Key Findings for Advisors
- Intent and Spend are High — With Real Price Sensitivity: Families plan to travel more, but 73 percent are watching costs. Many rely on budgeting tools, accommodations with kitchens (50 percent), and fewer paid attractions (46 percent).
- Kidfluence is Reshaping Planning: Kids 7–18 inspire trip ideas through social platforms and play an active role in planning. Parents say involvement boosts adaptability (84 percent), happiness (61 percent) and social skills (61 percent).
- Advisors Have Major Room to Grow Their Share: Only 19 percent have used a travel advisor recently, but 61 percent say they would consider one in the next two years.

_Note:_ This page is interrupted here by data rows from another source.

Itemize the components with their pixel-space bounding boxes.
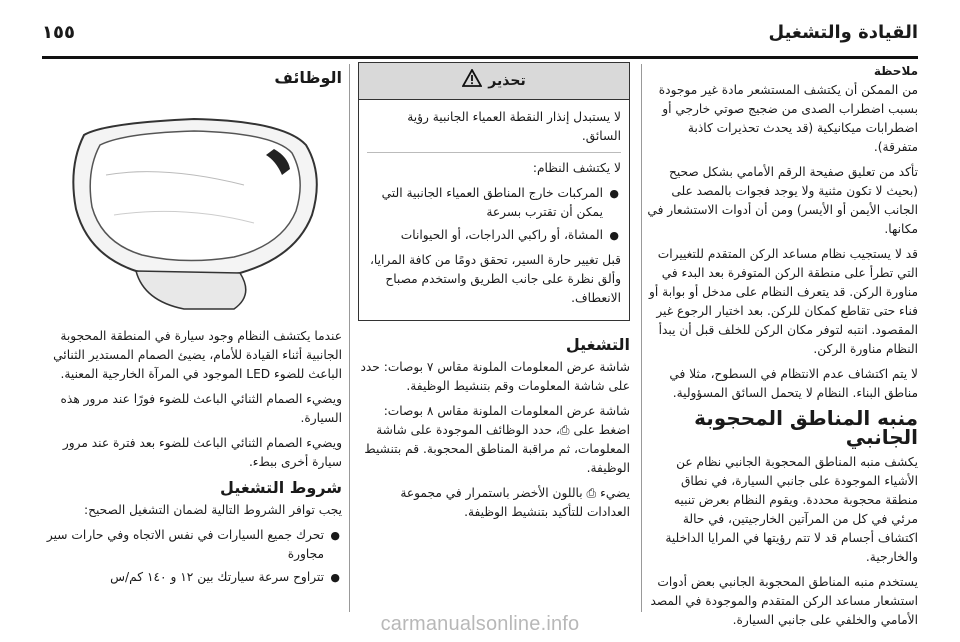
section-title: شروط التشغيل bbox=[220, 478, 342, 497]
paragraph: عندما يكتشف النظام وجود سيارة في المنطقة المحجوبة الجانبية أثناء القيادة للأمام، يضيئ الصمام المستدير الثنائي الباعث للضوء LED الموجود في المرآة الخارجية المعنية. bbox=[53, 329, 342, 381]
side-mirror-illustration bbox=[44, 105, 342, 315]
header-rule bbox=[42, 56, 918, 59]
paragraph: شاشة عرض المعلومات الملونة مقاس ٧ بوصات: حدد على شاشة المعلومات وقم بتنشيط الوظيفة. bbox=[360, 360, 630, 393]
list-item: ● المشاة، أو راكبي الدراجات، أو الحيوانات bbox=[367, 226, 603, 245]
column-divider bbox=[641, 64, 642, 612]
paragraph: شاشة عرض المعلومات الملونة مقاس ٨ بوصات: اضغط على ⎙، حدد الوظائف الموجودة على شاشة المعلومات، ثم مراقبة المناطق المحجوبة. قم بتنشيط الوظيفة. bbox=[364, 404, 630, 475]
section-title: التشغيل bbox=[565, 335, 630, 354]
paragraph: ويضيء الصمام الثنائي الباعث للضوء فورًا عند مرور هذه السيارة. bbox=[60, 392, 342, 425]
warning-intro: لا يكتشف النظام: bbox=[532, 161, 621, 175]
paragraph: يكشف منبه المناطق المحجوبة الجانبي نظام عن الأشياء الموجودة على جانبي السيارة، في نطاق منطقة محجوبة محددة. ويقوم النظام بعرض تنبيه مرئي في كل من المرآتين الخارجيتين، في حالة اكتشاف أجسام قد لا تتم رؤيتها في المرايا الداخلية والخارجية. bbox=[665, 455, 918, 564]
warning-text: قبل تغيير حارة السير، تحقق دومًا من كافة المرايا، وألق نظرة على جانب الطريق واستخدم مصباح الانعطاف. bbox=[369, 253, 621, 305]
watermark: carmanualsonline.info bbox=[380, 613, 580, 635]
conditions-list bbox=[44, 526, 342, 587]
note-text: من الممكن أن يكتشف المستشعر مادة غير موجودة بسبب اضطراب الصدى من ضجيج صوتي خارجي أو اضطرابات ميكانيكية (قد يحدث تحذيرات كاذبة متفرقة). bbox=[658, 83, 918, 154]
paragraph: يجب توافر الشروط التالية لضمان التشغيل الصحيح: bbox=[84, 503, 342, 517]
section-title: الوظائف bbox=[274, 68, 342, 87]
warning-triangle-icon bbox=[462, 69, 482, 93]
paragraph: قد لا يستجيب نظام مساعد الركن المتقدم للتغييرات التي تطرأ على منطقة الركن المتوفرة بعد البدء في مناورة الركن. قد يتعرف النظام على مدخل أو بوابة أو فناء حتى تقاطع كمكان للركن. بعد اختيار الرجوع غير المقصود. انتبه لتوفر مكان الركن للخلف قبل أن يبدأ النظام مناورة الركن. bbox=[649, 247, 918, 356]
middle-column bbox=[358, 62, 630, 528]
paragraph: ويضيء الصمام الثنائي الباعث للضوء بعد فترة عند مرور سيارة أخرى ببطء. bbox=[62, 436, 342, 469]
warning-body bbox=[359, 100, 629, 320]
warning-header bbox=[359, 63, 629, 100]
page-header bbox=[42, 22, 918, 52]
column-divider bbox=[349, 64, 350, 612]
page-title: القيادة والتشغيل bbox=[768, 22, 918, 43]
right-column bbox=[646, 62, 918, 636]
section-title: منبه المناطق المحجوبة الجانبي bbox=[694, 406, 918, 449]
list-item: ● تحرك جميع السيارات في نفس الاتجاه وفي حارات سير مجاورة bbox=[44, 526, 324, 564]
page-number: ١٥٥ bbox=[42, 22, 75, 43]
paragraph: يضيء ⎙ باللون الأخضر باستمرار في مجموعة العدادات للتأكيد بتنشيط الوظيفة. bbox=[400, 486, 630, 519]
list-item: ● تتراوح سرعة سيارتك بين ١٢ و ١٤٠ كم/س bbox=[44, 568, 324, 587]
warning-list bbox=[367, 184, 621, 245]
paragraph: يستخدم منبه المناطق المحجوبة الجانبي بعض أدوات استشعار مساعد الركن المتقدم والموجودة في المصد الأمامي والخلفي على جانبي السيارة. bbox=[650, 575, 918, 627]
warning-box bbox=[358, 62, 630, 321]
divider bbox=[367, 152, 621, 153]
left-column bbox=[44, 62, 342, 593]
paragraph: لا يتم اكتشاف عدم الانتظام في السطوح، مثلا في مناطق البناء. النظام لا يتحمل السائق المسؤولية. bbox=[669, 367, 918, 400]
paragraph: تأكد من تعليق صفيحة الرقم الأمامي بشكل صحيح (بحيث لا تكون مثنية ولا يوجد فجوات بالمصد على الجانب الأيمن أو الأيسر) ومن أن أدوات الاستشعار في مكانها. bbox=[647, 165, 918, 236]
list-item: ● المركبات خارج المناطق العمياء الجانبية التي يمكن أن تقترب بسرعة bbox=[367, 184, 603, 222]
warning-text: لا يستبدل إنذار النقطة العمياء الجانبية رؤية السائق. bbox=[407, 110, 621, 143]
note-title: ملاحظة bbox=[873, 64, 918, 78]
warning-label: تحذير bbox=[488, 72, 526, 89]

- Top Drivers: Access to exclusive benefits (47 percent) and peace of mind and support during disruptions (45 percent)
- Multi-Gen and Skip-Gen Travel Continue to Surge: Grandparents are key drivers—71 percent took a multi-gen trip recently, and 57 percent are planning another. Skip-gen trips skew toward cultural and museum-focused itineraries. Extended-family travel (48 percent) and non-relative group travel (42 percent) are also growing.
- Special-Needs Families Travel More but Feel Underserved: Over 13 percent of families have children with special needs and rated the industry a C-. Accessibility, staff training and safety remain major challenges.
- Digital Planning Dominates: Parents use tools and platforms to search for deals (55 percent), track budgets (47 percent), and research via websites (52 percent) and social media (45 percent). Nearly half have online-security concerns.
- Persistent Pain Points: Families want guaranteed seating together on flights, more family-sized and connecting rooms, transparent pricing (the top complaint) and better planning resources for families with older kids.
Why It Matters
Family travelers are resilient, digitally savvy and increasingly comfortable with complex trip structures, from skip-gen to extended-family reunions. Advisors who can deliver value, simplify logistics and curate kid-inclusive itineraries are poised to benefit.
Ten years into this survey, the message is unmistakable: Family travel isn’t just growing, it’s evolving fast. With kids shaping decisions, grandparents shaping group size and parents searching for support, the advisors who lean into these dynamics will be the ones booking the next generation of family travelers.